What can you do? So you've done a project with your X and 𝛽, now what? Tell me about it. Blog about it. Tweet about it. Connect with people directly. The more you write and talk about the subject, the more your name will become synonymous with your interests. The communication aspect is important because hard skills are nothing without being able to present them in a compelling way.
But wait, the dreaded Ɛ
It's easy to enter the market wide eyed and ready to impress. You've sorted out your angles and are confident in your unique voice. But you see rejection after rejection for the coveted title of Data Scientist. All of the pieces are there but your predictions are off.
Just as regressions without an error term, you've overfit the model. Take a step back; assess what roles are within your reach right now. Your ε is a good opportunity to consider where you want to get, but aren't quite there yet. Take the role that fits in your career (pro)gression while continuing to build your brand.

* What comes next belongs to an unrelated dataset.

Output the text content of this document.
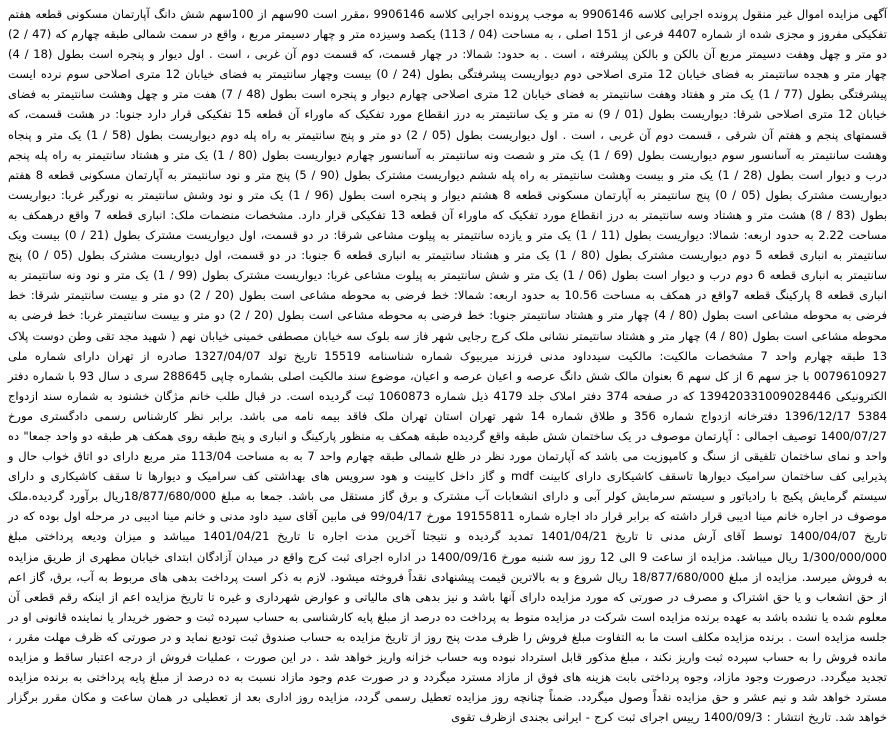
آگهی مزایده اموال غیر منقول پرونده اجرایی کلاسه 9906146 به موجب پرونده اجرایی کلاسه 9906146 ،مقرر است 90سهم از 100سهم شش دانگ آپارتمان مسکونی قطعه هفتم تفکیکی مفروز و مجزی شده از شماره 4407 فرعی از 151 اصلی ، به مساحت (04 / 113) یکصد وسیزده متر و چهار دسیمتر مربع ، واقع در سمت شمالی طبقه چهارم که (47 / 2) دو متر و چهل وهفت دسیمتر مربع آن بالکن و بالکن پیشرفته ، است . به حدود: شمالا: در چهار قسمت، که قسمت دوم آن غربی ، است . اول دیوار و پنجره است بطول (18 / 4) چهار متر و هجده سانتیمتر به فضای خیابان 12 متری اصلاحی دوم دیواریست پیشرفتگی بطول (24 / 0) بیست وچهار سانتیمتر به فضای خیابان 12 متری اصلاحی سوم نرده ایست پیشرفتگی بطول (77 / 1) یک متر و هفتاد وهفت سانتیمتر به فضای خیابان 12 متری اصلاحی چهارم دیوار و پنجره است بطول (48 / 7) هفت متر و چهل وهشت سانتیمتر به فضای خیابان 12 متری اصلاحی شرقا: دیواریست بطول (01 / 9) نه متر و یک سانتیمتر به درز انقطاع مورد تفکیک که ماوراء آن قطعه 15 تفکیکی قرار دارد جنوبا: در هشت قسمت، که قسمتهای پنجم و هفتم آن شرقی ، قسمت دوم آن غربی ، است . اول دیواریست بطول (05 / 2) دو متر و پنج سانتیمتر به راه پله دوم دیواریست بطول (58 / 1) یک متر و پنجاه وهشت سانتیمتر به آسانسور سوم دیواریست بطول (69 / 1) یک متر و شصت ونه سانتیمتر به آسانسور چهارم دیواریست بطول (80 / 1) یک متر و هشتاد سانتیمتر به راه پله پنجم درب و دیوار است بطول (28 / 1) یک متر و بیست وهشت سانتیمتر به راه پله ششم دیواریست مشترک بطول (90 / 5) پنج متر و نود سانتیمتر به آپارتمان مسکونی قطعه 8 هفتم دیواریست مشترک بطول (05 / 0) پنج سانتیمتر به آپارتمان مسکونی قطعه 8 هشتم دیوار و پنجره است بطول (96 / 1) یک متر و نود وشش سانتیمتر به نورگیر غربا: دیواریست بطول (83 / 8) هشت متر و هشتاد وسه سانتیمتر به درز انقطاع مورد تفکیک که ماوراء آن قطعه 13 تفکیکی قرار دارد. مشخصات منضمات ملک: انباری قطعه 7 واقع درهمکف به مساحت 2.22 به حدود اربعه: شمالا: دیواریست بطول (11 / 1) یک متر و یازده سانتیمتر به پیلوت مشاعی شرقا: در دو قسمت، اول دیواریست مشترک بطول (21 / 0) بیست ویک سانتیمتر به انباری قطعه 5 دوم دیواریست مشترک بطول (80 / 1) یک متر و هشتاد سانتیمتر به انباری قطعه 6 جنوبا: در دو قسمت، اول دیواریست مشترک بطول (05 / 0) پنج سانتیمتر به انباری قطعه 6 دوم درب و دیوار است بطول (06 / 1) یک متر و شش سانتیمتر به پیلوت مشاعی غربا: دیواریست مشترک بطول (99 / 1) یک متر و نود ونه سانتیمتر به انباری قطعه 8 پارکینگ قطعه 7واقع در همکف به مساحت 10.56 به حدود اربعه: شمالا: خط فرضی به محوطه مشاعی است بطول (20 / 2) دو متر و بیست سانتیمتر شرقا: خط فرضی به محوطه مشاعی است بطول (80 / 4) چهار متر و هشتاد سانتیمتر جنوبا: خط فرضی به محوطه مشاعی است بطول (20 / 2) دو متر و بیست سانتیمتر غربا: خط فرضی به محوطه مشاعی است بطول (80 / 4) چهار متر و هشتاد سانتیمتر نشانی ملک کرج رجایی شهر فاز سه بلوک سه خیابان مصطفی خمینی خیابان نهم ( شهید مجد تقی وطن دوست پلاک 13 طبقه چهارم واحد 7 مشخصات مالکیت: مالکیت سیدداود مدنی فرزند میربیوک شماره شناسنامه 15519 تاریخ تولد 1327/04/07 صادره از تهران دارای شماره ملی 0079610927 با جز سهم 6 از کل سهم 6 بعنوان مالک شش دانگ عرصه و اعیان عرصه و اعیان، موضوع سند مالکیت اصلی بشماره چاپی 288645 سری د سال 93 با شماره دفتر الکترونیکی 139420331009028446 که در صفحه 374 دفتر املاک جلد 4179 ذیل شماره 1060873 ثبت گردیده است. در قبال طلب خانم مژگان خشنود به شماره سند ازدواج 5384 1396/12/17 دفترخانه ازدواج شماره 356 و طلاق شماره 14 شهر تهران استان تهران ملک فاقد بیمه نامه می باشد. برابر نظر کارشناس رسمی دادگستری مورخ 1400/07/27 توصیف اجمالی : آپارتمان موصوف در یک ساختمان شش طبقه واقع گردیده طبقه همکف به منظور پارکینگ و انباری و پنج طبقه روی همکف هر طبقه دو واحد جمعا" ده واحد و نمای ساختمان تلفیقی از سنگ و کامپوزیت می باشد که آپارتمان مورد نظر در ظلع شمالی طبقه چهارم واحد 7 به به مساحت 113/04 متر مربع دارای دو اتاق خواب حال و پذیرایی کف ساختمان سرامیک دیوارها تاسقف کاشیکاری دارای کابینت mdf و گاز داخل کابینت و هود سرویس های بهداشتی کف سرامیک و دیوارها تا سقف کاشیکاری و دارای سیستم گرمایش پکیج با رادیاتور و سیستم سرمایش کولر آبی و دارای انشعابات آب مشترک و برق گاز مستقل می باشد. جمعا به مبلغ 18/877/680/000ریال برآورد گردیده.ملک موصوف در اجاره خانم مینا ادیبی قرار داشته که برابر قرار داد اجاره شماره 19155811 مورخ 99/04/17 فی مابین آقای سید داود مدنی و خانم مینا ادیبی در مرحله اول بوده که در تاریخ 1400/04/07 توسط آقای آرش مدنی تا تاریخ 1401/04/21 تمدید گردیده و نتیجتا آخرین مدت اجاره تا تاریخ 1401/04/21 میباشد و میزان ودیعه پرداختی مبلغ 1/300/000/000 ریال میباشد. مزایده از ساعت 9 الی 12 روز سه شنبه مورخ 1400/09/16 در اداره اجرای ثبت کرج واقع در میدان آزادگان ابتدای خیابان مطهری از طریق مزایده به فروش میرسد. مزایده از مبلغ 18/877/680/000 ریال شروع و به بالاترین قیمت پیشنهادی نقداً فروخته میشود. لازم به ذکر است پرداخت بدهی های مربوط به آب، برق، گاز اعم از حق انشعاب و یا حق اشتراک و مصرف در صورتی که مورد مزایده دارای آنها باشد و نیز بدهی های مالیاتی و عوارض شهرداری و غیره تا تاریخ مزایده اعم از اینکه رقم قطعی آن معلوم شده یا نشده باشد به عهده برنده مزایده است شرکت در مزایده منوط به پرداخت ده درصد از مبلغ پایه کارشناسی به حساب سپرده ثبت و حضور خریدار یا نماینده قانونی او در جلسه مزایده است . برنده مزایده مکلف است ما به التفاوت مبلغ فروش را ظرف مدت پنج روز از تاریخ مزایده به حساب صندوق ثبت تودیع نماید و در صورتی که ظرف مهلت مقرر ، مانده فروش را به حساب سپرده ثبت واریز نکند ، مبلغ مذکور قابل استرداد نبوده وبه حساب خزانه واریز خواهد شد . در این صورت ، عملیات فروش از درجه اعتبار ساقط و مزایده تجدید میگردد. درصورت وجود مازاد، وجوه پرداختی بابت هزینه های فوق از مازاد مسترد میگردد و در صورت عدم وجود مازاد نسبت به ده درصد از مبلغ پایه پرداختی به برنده مزایده مسترد خواهد شد و نیم عشر و حق مزایده نقداً وصول میگردد. ضمناً چنانچه روز مزایده تعطیل رسمی گردد، مزایده روز اداری بعد از تعطیلی در همان ساعت و مکان مقرر برگزار خواهد شد. تاریخ انتشار : 1400/09/3 رییس اجرای ثبت کرج - ایرانی بجندی ازظرف تقوی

Parting words: always ask why
If you've made it this far, you should understand branding as more about knowing who you are and what work moves you than it is about choosing the right color scheme for the fall campaign. When you get into it, developing your brand as a Data Scientist is very fun, as you meet others with similar skills and interests.
- Simon Sinek's excellent talk on how great leaders inspire action.
- I didn't want to get too into intentions in this post, but don't be One of Those People who enters the industry solely for the money. If you are currently considering data science as a career, write down your reasons for pursuing data science and what you've liked and not liked about previous jobs. Be realistic about your current skills and abilities. Once you have this information, line up informational interviews to confirm with yourself. Hint: I have been known to occasionally accept informational interview requests.
- Are you an expert at any of the prerequisites? Can you describe a situation that proves that? Then absolutely highlight that skill! For example: you've been writing data processing modules in Python for 3 years and have contributed to sci-kit learn - your Python skill is your brand. The majority of Python programmers can't say that about themselves!